Ed Johnson, a black man, had been convicted in Hamilton County, Tennessee, of the rape of a white woman on February 11, 1906, and sentenced to death.

On March 3, 1906, Johnson's lawyer Noah W. Parden filed a writ of habeas corpus, alleging that his constitutional rights had been violated.

He further argued that he had been substantively denied the right to counsel, as his lawyer at the time had been too intimidated by the threats of mob violence to file motions for a change of venue, a continuance, or a new trial, all of which could be reasonably expected under the circumstances.

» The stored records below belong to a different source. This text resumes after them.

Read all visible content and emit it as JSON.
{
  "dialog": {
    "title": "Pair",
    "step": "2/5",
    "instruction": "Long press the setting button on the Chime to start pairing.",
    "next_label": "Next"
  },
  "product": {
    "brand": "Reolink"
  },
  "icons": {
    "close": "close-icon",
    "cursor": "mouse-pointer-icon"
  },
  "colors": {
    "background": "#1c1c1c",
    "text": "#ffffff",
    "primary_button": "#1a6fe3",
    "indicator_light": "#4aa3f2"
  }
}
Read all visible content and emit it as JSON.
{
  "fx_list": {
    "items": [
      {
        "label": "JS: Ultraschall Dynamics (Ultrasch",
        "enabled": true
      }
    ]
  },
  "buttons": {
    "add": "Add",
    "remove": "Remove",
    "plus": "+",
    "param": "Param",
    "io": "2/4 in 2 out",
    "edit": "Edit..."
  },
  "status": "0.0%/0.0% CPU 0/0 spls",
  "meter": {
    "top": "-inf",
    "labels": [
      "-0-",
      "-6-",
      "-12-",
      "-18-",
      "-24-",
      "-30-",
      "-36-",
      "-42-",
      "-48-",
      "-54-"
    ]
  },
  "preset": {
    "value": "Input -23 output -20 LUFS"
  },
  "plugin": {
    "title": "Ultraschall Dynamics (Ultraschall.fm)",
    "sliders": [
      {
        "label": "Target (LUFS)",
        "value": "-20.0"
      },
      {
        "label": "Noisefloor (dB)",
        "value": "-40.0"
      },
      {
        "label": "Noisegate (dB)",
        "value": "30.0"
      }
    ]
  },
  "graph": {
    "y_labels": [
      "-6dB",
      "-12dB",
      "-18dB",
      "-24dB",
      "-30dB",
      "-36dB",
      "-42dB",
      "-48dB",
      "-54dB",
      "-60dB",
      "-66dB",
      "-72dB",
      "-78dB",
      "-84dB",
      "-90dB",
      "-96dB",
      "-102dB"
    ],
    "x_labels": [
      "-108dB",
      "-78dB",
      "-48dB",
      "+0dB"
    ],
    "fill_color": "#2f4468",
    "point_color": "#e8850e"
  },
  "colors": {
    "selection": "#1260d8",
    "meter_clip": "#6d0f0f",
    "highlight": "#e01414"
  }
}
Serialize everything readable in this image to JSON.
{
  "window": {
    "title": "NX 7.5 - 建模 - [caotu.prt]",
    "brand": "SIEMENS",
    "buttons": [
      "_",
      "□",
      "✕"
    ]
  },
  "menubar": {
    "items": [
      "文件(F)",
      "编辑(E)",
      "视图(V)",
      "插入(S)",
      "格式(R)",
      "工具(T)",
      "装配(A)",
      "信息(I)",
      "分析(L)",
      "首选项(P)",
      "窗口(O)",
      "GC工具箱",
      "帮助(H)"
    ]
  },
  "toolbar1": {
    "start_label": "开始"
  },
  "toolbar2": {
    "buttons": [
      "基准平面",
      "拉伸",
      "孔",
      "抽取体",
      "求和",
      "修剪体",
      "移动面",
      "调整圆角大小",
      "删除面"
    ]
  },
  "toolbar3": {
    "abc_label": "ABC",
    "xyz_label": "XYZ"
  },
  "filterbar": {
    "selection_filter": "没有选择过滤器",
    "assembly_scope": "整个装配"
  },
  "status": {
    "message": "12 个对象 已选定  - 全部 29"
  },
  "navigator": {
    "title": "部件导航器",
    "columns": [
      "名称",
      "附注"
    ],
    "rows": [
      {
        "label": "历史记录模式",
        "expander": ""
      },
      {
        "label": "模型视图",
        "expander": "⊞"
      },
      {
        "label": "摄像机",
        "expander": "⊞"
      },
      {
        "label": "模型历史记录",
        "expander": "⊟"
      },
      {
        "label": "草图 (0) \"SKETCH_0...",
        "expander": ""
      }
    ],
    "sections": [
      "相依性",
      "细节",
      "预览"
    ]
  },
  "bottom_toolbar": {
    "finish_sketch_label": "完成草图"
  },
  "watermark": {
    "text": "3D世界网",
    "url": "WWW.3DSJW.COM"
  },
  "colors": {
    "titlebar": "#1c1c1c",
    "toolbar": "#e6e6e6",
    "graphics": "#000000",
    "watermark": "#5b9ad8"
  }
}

However, despite being advised of the ruling by telegram on that date and the case and the ruling being given full coverage by Chattanooga's evening newspapers that day, Shipp and his chief jailer nonetheless allowed a mob to enter the Hamilton County Jail and to lynch Johnson on the city's Walnut Street Bridge.

Ninety-four years after the lynching, in February 2000, Hamilton County Criminal Judge Doug Meyer overturned Johnson's conviction after hearing arguments that Johnson did not receive a fair trial because of the all-white jury and the judge's refusal to move the trial from Chattanooga, where there was much publicity about the case.

[8] On April 15, 2016, the Tennessee General Assembly passed a resolution, commending the valor of Johnson's legal defense and the federal intervention by President Theodore Roosevelt, the Justice Department and the Supreme Court and deploring the actions of Shipp and the lynch mob which he abetted in the "untimely lynching of Mr. Ed Johnson.